La tradizione culinaria coreana si chiama Hansik, le sue ricette sono regionali e stagionali, nonché caratterizzate da tecniche ‘slow’, come quella italiana. Le ricette della cucina coreana si basano su prodotti freschi, locali e di stagione, e sono talmente diverse le une dalle altre da poter soddisfare qualsiasi palato, anche grazie a una molteplicità di ingredienti diversi provenienti da oceani, montagne e campi. Del Kimchi, rinomato contorno di verdure, e del Gochu-jang, famosa pasta di peperoncino rosso, ci ha parlato Roberto Petza, chef stellato e direttore dell’Accademia Casa Puddu, scuola di cucina in Sardegna.

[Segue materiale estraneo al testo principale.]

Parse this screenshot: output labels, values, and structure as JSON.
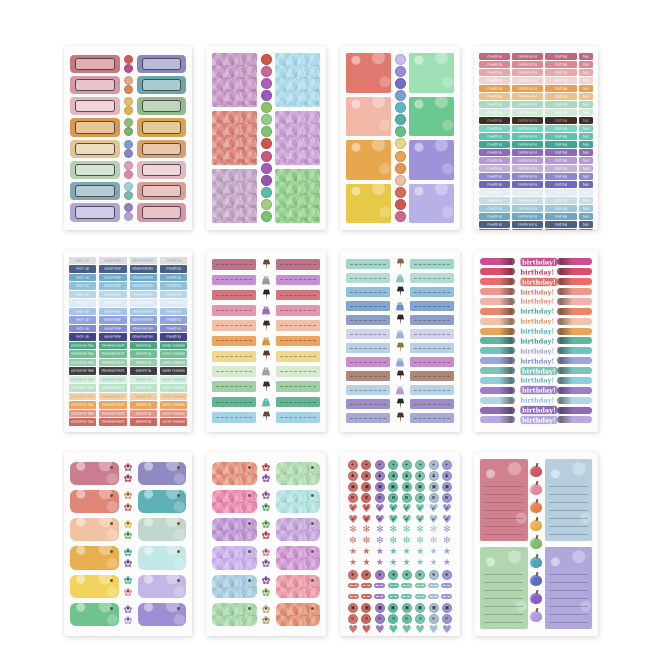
{
  "page": {
    "background": "#ffffff"
  },
  "sheets": [
    {
      "name": "rainbow-frame-labels-sheet",
      "type": "framed_labels",
      "rows": [
        {
          "left": "#c8797f",
          "right": "#8b89c1",
          "dots": [
            "#d05b5b",
            "#bf4f88"
          ]
        },
        {
          "left": "#d898a3",
          "right": "#6aa7ac",
          "dots": [
            "#e2a987",
            "#d8894e"
          ]
        },
        {
          "left": "#e2b6bb",
          "right": "#92ba8b",
          "dots": [
            "#e5bd5e",
            "#ddb14e"
          ]
        },
        {
          "left": "#d8994e",
          "right": "#d8a44e",
          "dots": [
            "#8cbd7d",
            "#7db270"
          ]
        },
        {
          "left": "#e3c495",
          "right": "#daa069",
          "dots": [
            "#7d9dd2",
            "#8a84c2"
          ]
        },
        {
          "left": "#b6d0b2",
          "right": "#e2b8be",
          "dots": [
            "#dd9eb6",
            "#d888a6"
          ]
        },
        {
          "left": "#82a8b6",
          "right": "#db9e93",
          "dots": [
            "#9dced9",
            "#7db6ae"
          ]
        },
        {
          "left": "#aea8d4",
          "right": "#d696a6",
          "dots": [
            "#987dc2",
            "#b69dd7"
          ]
        }
      ]
    },
    {
      "name": "mosaic-squares-sheet",
      "type": "squares",
      "texture": "mosaic",
      "left": [
        "#c18fc0",
        "#d87d71",
        "#bd9dc0"
      ],
      "right": [
        "#a4d6e8",
        "#c598cf",
        "#8aca82"
      ],
      "circles": [
        "#d2544b",
        "#cb6797",
        "#ac61b8",
        "#a157c0",
        "#8bc567",
        "#95cf86",
        "#83c375",
        "#d2544b",
        "#c75984",
        "#a75bbd",
        "#9953b0",
        "#59bea9",
        "#9fcf7b",
        "#77c56d"
      ]
    },
    {
      "name": "pastel-squares-sheet",
      "type": "squares",
      "texture": "soft",
      "left": [
        "#df796d",
        "#f1b7a7",
        "#e7a74e",
        "#e7c847"
      ],
      "right": [
        "#9edfb4",
        "#6bc88e",
        "#9e93db",
        "#b7b1e7"
      ],
      "circles": [
        "#c7bfeb",
        "#998bd7",
        "#796bc3",
        "#7e9ed7",
        "#5eb7c3",
        "#53b1ac",
        "#67be8b",
        "#e7d889",
        "#e7a74e",
        "#e7944e",
        "#f1be9e",
        "#d8695e",
        "#d2544b",
        "#d2698b"
      ]
    },
    {
      "name": "weekly-words-sheet",
      "type": "word_strips",
      "words": [
        "meeting",
        "conference",
        "testing",
        "tag"
      ],
      "rows": [
        {
          "c": "#bf6780"
        },
        {
          "c": "#d88a91"
        },
        {
          "c": "#e7a7a7"
        },
        {
          "c": "#f1d3d3"
        },
        {
          "c": "#e79f53"
        },
        {
          "c": "#e7c389"
        },
        {
          "c": "#a7dbbf"
        },
        {
          "c": "#d3e9d7"
        },
        {
          "c": "#3a3028",
          "t": "#d3b769"
        },
        {
          "c": "#7ed3bf"
        },
        {
          "c": "#5ec3ac"
        },
        {
          "c": "#3ea793"
        },
        {
          "c": "#8e69b7"
        },
        {
          "c": "#b797d7"
        },
        {
          "c": "#c3b1df"
        },
        {
          "c": "#8e89cf"
        },
        {
          "c": "#6e69b7"
        },
        {
          "c": "#e7ebf3"
        },
        {
          "c": "#c7dbe9"
        },
        {
          "c": "#9ec7db"
        },
        {
          "c": "#6ea7c3"
        },
        {
          "c": "#4e5e87"
        },
        {
          "c": "#897e3e",
          "t": "#e7d89a"
        }
      ]
    },
    {
      "name": "schedule-words-sheet",
      "type": "word_grid",
      "words_top": [
        "lock up",
        "assembly",
        "observation",
        "meeting"
      ],
      "words_bottom": [
        "personal day",
        "development",
        "planning",
        "early release"
      ],
      "rows": [
        {
          "c": "#dcdce2",
          "s": "t",
          "t": "#9a9aa2"
        },
        {
          "c": "#4a5f88",
          "s": "t"
        },
        {
          "c": "#6fa8c8",
          "s": "t"
        },
        {
          "c": "#8fc0dc",
          "s": "t"
        },
        {
          "c": "#b5d6ea",
          "s": "t"
        },
        {
          "c": "#dcebf4",
          "s": "t"
        },
        {
          "c": "#a5c4e8",
          "s": "t"
        },
        {
          "c": "#8fa5dc",
          "s": "t"
        },
        {
          "c": "#7e8cd0",
          "s": "t"
        },
        {
          "c": "#474288",
          "s": "t"
        },
        {
          "c": "#4aa67f",
          "s": "b"
        },
        {
          "c": "#6fbf92",
          "s": "b"
        },
        {
          "c": "#92d0ab",
          "s": "b"
        },
        {
          "c": "#3f3f42",
          "s": "b"
        },
        {
          "c": "#d5ecdf",
          "s": "b",
          "t": "#86bf9e"
        },
        {
          "c": "#b9e2c9",
          "s": "b"
        },
        {
          "c": "#f0d0a5",
          "s": "b",
          "t": "#dca05f"
        },
        {
          "c": "#e8a55f",
          "s": "b"
        },
        {
          "c": "#e2968a",
          "s": "b"
        },
        {
          "c": "#cc6a62",
          "s": "b"
        }
      ]
    },
    {
      "name": "warm-clip-strips-sheet",
      "type": "clip_strips",
      "rows": [
        {
          "c": "#bd7287",
          "icon": "pin",
          "ic": "#6a4a38"
        },
        {
          "c": "#c78fd3",
          "icon": "clip",
          "ic": "#9a9aa5"
        },
        {
          "c": "#d3757e",
          "icon": "pin",
          "ic": "#28282a"
        },
        {
          "c": "#e794b1",
          "icon": "clip",
          "ic": "#9a6ab8"
        },
        {
          "c": "#f1bfa7",
          "icon": "pin",
          "ic": "#3a2a20"
        },
        {
          "c": "#eda45e",
          "icon": "clip",
          "ic": "#d8933e"
        },
        {
          "c": "#f1d88b",
          "icon": "pin",
          "ic": "#5a3a28"
        },
        {
          "c": "#d7ebcf",
          "icon": "clip",
          "ic": "#9aa2a9"
        },
        {
          "c": "#9ed1a4",
          "icon": "pin",
          "ic": "#382a28"
        },
        {
          "c": "#61b794",
          "icon": "clip",
          "ic": "#5eb7a7"
        },
        {
          "c": "#a4d3e7",
          "icon": "pin",
          "ic": "#6a4a28"
        }
      ]
    },
    {
      "name": "cool-clip-strips-sheet",
      "type": "clip_strips",
      "rows": [
        {
          "c": "#9ed7cb",
          "icon": "pin",
          "ic": "#8a6a38"
        },
        {
          "c": "#b1dfd7",
          "icon": "clip",
          "ic": "#8ec3b7"
        },
        {
          "c": "#8ebfdb",
          "icon": "pin",
          "ic": "#28282a"
        },
        {
          "c": "#7ea7d3",
          "icon": "clip",
          "ic": "#6e8ec3"
        },
        {
          "c": "#8e9ec7",
          "icon": "pin",
          "ic": "#28282a"
        },
        {
          "c": "#cfd3eb",
          "icon": "clip",
          "ic": "#9eb1d7"
        },
        {
          "c": "#b7cfe7",
          "icon": "pin",
          "ic": "#8a7a38"
        },
        {
          "c": "#c78ecf",
          "icon": "clip",
          "ic": "#8ea7d7"
        },
        {
          "c": "#af8777",
          "icon": "pin",
          "ic": "#3a2a20"
        },
        {
          "c": "#b7d3e7",
          "icon": "clip",
          "ic": "#af9ecf"
        },
        {
          "c": "#9e8ec7",
          "icon": "pin",
          "ic": "#28282a"
        },
        {
          "c": "#a7a9d7",
          "icon": "pin",
          "ic": "#4a3a28"
        }
      ]
    },
    {
      "name": "birthday-labels-sheet",
      "type": "birthday",
      "word": "birthday!",
      "rows": [
        {
          "c": "#cb4f8e",
          "hl": true
        },
        {
          "c": "#d84f69",
          "t": "#b73a59"
        },
        {
          "c": "#e76f69",
          "hl": true
        },
        {
          "c": "#f19989",
          "t": "#d87a5e"
        },
        {
          "c": "#f1b1a9",
          "t": "#e78a79"
        },
        {
          "c": "#e78969",
          "t": "#4fa79e"
        },
        {
          "c": "#f1c3a7",
          "t": "#d8945e"
        },
        {
          "c": "#e7a45e",
          "t": "#53b1ac"
        },
        {
          "c": "#5eb79f",
          "t": "#3e9e89"
        },
        {
          "c": "#6ec3c3",
          "t": "#9e9ed8"
        },
        {
          "c": "#9ea7db",
          "t": "#7e89cb"
        },
        {
          "c": "#7ec3b7",
          "hl": true
        },
        {
          "c": "#8ecfdb",
          "t": "#69b1c3"
        },
        {
          "c": "#9e7ec7",
          "hl": true
        },
        {
          "c": "#b1d7e7",
          "t": "#89bfd3"
        },
        {
          "c": "#8e69b7",
          "hl": true
        },
        {
          "c": "#b7a9dd",
          "hl": true
        }
      ]
    },
    {
      "name": "solid-tags-sheet",
      "type": "tags",
      "texture": "soft",
      "rows": [
        {
          "l": "#cb7e8e",
          "r": "#8e8bc3"
        },
        {
          "l": "#df8777",
          "r": "#5eb1b7"
        },
        {
          "l": "#f1c3a4",
          "r": "#c1d7cb"
        },
        {
          "l": "#e7af4e",
          "r": "#c1e7e7"
        },
        {
          "l": "#f1d35e",
          "r": "#c3b7e7"
        },
        {
          "l": "#6ec38e",
          "r": "#9e8ed3"
        }
      ],
      "flowers": [
        "#d35f7e",
        "#cb4f69",
        "#e79f5e",
        "#d37569",
        "#e7c34e",
        "#7ebf69",
        "#4fb7a7",
        "#8e6ec3",
        "#5eb7b1",
        "#e78fa7",
        "#9e7ecf",
        "#b7a7df"
      ]
    },
    {
      "name": "textured-tags-sheet",
      "type": "tags",
      "texture": "mosaic",
      "rows": [
        {
          "l": "#df8970",
          "r": "#a7d7a7"
        },
        {
          "l": "#e77fa7",
          "r": "#a7dfdb"
        },
        {
          "l": "#b78ecf",
          "r": "#bf9fd7"
        },
        {
          "l": "#c3a9e7",
          "r": "#cb8ecf"
        },
        {
          "l": "#9ec7db",
          "r": "#e78f9e"
        },
        {
          "l": "#9ed39f",
          "r": "#df8969"
        }
      ],
      "flowers": [
        "#d3544e",
        "#9e5ec3",
        "#a767c7",
        "#5eb769",
        "#69bf71",
        "#d3545e",
        "#e77e9e",
        "#9e6ec7",
        "#8e5eb7",
        "#7ebf69",
        "#c3b17e",
        "#b7a769"
      ]
    },
    {
      "name": "mini-icons-sheet",
      "type": "icon_grid",
      "cols": [
        "#d3756e",
        "#cb6a61",
        "#9e7ec7",
        "#5ebf9f",
        "#6ec3a7",
        "#7ec7af",
        "#a5bfd3",
        "#9a9ad7"
      ],
      "rows": [
        {
          "shape": "circle",
          "g": "+"
        },
        {
          "shape": "circle",
          "g": "♟"
        },
        {
          "shape": "circle",
          "g": "▣"
        },
        {
          "shape": "circle",
          "g": "⊞"
        },
        {
          "shape": "heart",
          "g": "✔"
        },
        {
          "shape": "heart",
          "g": "✔"
        },
        {
          "shape": "flake",
          "g": "✻"
        },
        {
          "shape": "flake",
          "g": "✼"
        },
        {
          "shape": "star",
          "g": "★"
        },
        {
          "shape": "star",
          "g": "★"
        },
        {
          "shape": "circle",
          "g": "★"
        },
        {
          "shape": "pill",
          "g": ""
        },
        {
          "shape": "pill",
          "g": ""
        },
        {
          "shape": "circle",
          "g": "▣"
        },
        {
          "shape": "circle",
          "g": "⊙"
        },
        {
          "shape": "heart",
          "g": ""
        }
      ]
    },
    {
      "name": "notepad-list-sheet",
      "type": "notepads",
      "left": [
        "#d3808e",
        "#b1d7b1"
      ],
      "right": [
        "#b5cfde",
        "#b1a7dd"
      ],
      "apples": [
        "#d3546a",
        "#e78a9f",
        "#e7824e",
        "#e7b34e",
        "#7ebf6e",
        "#4fa7b7",
        "#5e6ec3",
        "#8e5ec3",
        "#b19edb"
      ]
    }
  ]
}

A promuovere la tradizione culinaria e lo sviluppo dell’industria agroalimentare coreana ci pensa la Korean Food Foundation, organizzazione pubblica del ministero dell’Agricoltura in Corea, che durante l’estate ha organizzato un evento di cucina e degustazione aperto a media, influencer, leader dell’industria e consumatori, in cui sono stati presentati alcuni dei più tipici ingredienti coreani. La sempre più stretta ‘collaborazione gastronomica’ tra Italia e Corea è testimoniata anche dall’accordo (Mou – Memorandum of Understanding) firmato recentemente dalla Korean Food Foundation e la Aspal, l’agenzia sarda per le politiche attive del lavoro, della Regione Autonoma Sardegna con l’obiettivo di costruire una partnership duratura attraverso lo sviluppo di scambi e programmi comuni.
“Ci sono molti punti di contatto tra la cucina italiana e coreana – spiega lo chef del ristorante S’Apposentu di Siddi – a partire dalla stagionalità e dai luoghi di produzione”. Il Kimchi, ad esempio è uno dei contorni coreani più tipici, fatto di cavolo fermentato e di una varietà di altri ingredienti. Le ricette del Kimchi, infatti, sono diverse da regione a regione e si declinano in oltre 300 varianti. Nelle regioni settentrionali ha un gusto meno saporito, con più liquido e meno peperoncino, mentre nelle calde regioni meridionali è più salato e speziato grazie a un maggiore uso di sale, pesce salato e peperoncino in polvere per garantirne una più lunga conservazione.
“Siamo molto felici di promuovere il cibo coreano (Hansik) in Italia – dice il Dr. Soo Yon Suh, direttore della Promozione e della Comunicazione della Korean Food Foundation – La risposta ottenuta ad oggi dal pubblico italiano in termini di interesse per i piatti e gli ingredienti tipici di Hansik ci incoraggia nel promuovere sempre più la nostra cultura gastronomica in questo Paese dove vediamo molte potenzialità, nonostante le forti barriere all’ingresso. Sarà sempre più facile, insomma, trovare nei supermercati i prodotti coreani, per inventare, anche a casa una cena dal sapore coreano”.
Altri esempi di ricette ispirate allo slow food sono le salse e le paste ‘Jang’: Doenjang, la pasta di fagioli di soia fermentati che viene usata per aggiungere sapore a zuppe e stufati oltre che per preparare la tradizionale salsa di carne coreana; la Gochujang, una pasta di peperoncino rosso dal gusto piccante che può essere utilizzata come condimento per insaporire sia la pasta sia secondi piatti, ad esempio pollo o carne; e la Ganjang, la salsa di soia utilizzata per condire e insaporire i piatti.
Se la stagionalità dei prodotti che vanno a finire sulla tavola è uno dei punti di contatto tra la cucina italiana e la tradizione culinaria coreana, una delle caratteristiche fondamentali di Hansik, la tradizione culinaria coreana, è l’antica tecnica della fermentazione lenta: un processo naturale degli alimenti che dona ai cibi un sapore intenso e complesso. La tecnica della fermentazione si ritrova anche nelle bevande come il tradizionale Makgeolli (vino di riso), fatto con riso glutinoso, riso normale e orzo cotti a vapore e fermentati prima di essere mescolati con lievito e acqua. Oltre al suo valore nutrizionale – contiene tra le altre cose fibre, vitamina B, vitamina C, lattobacilli – il Makgeolli si presta a diverse ricette per la realizzazione di cocktail e sorbetti.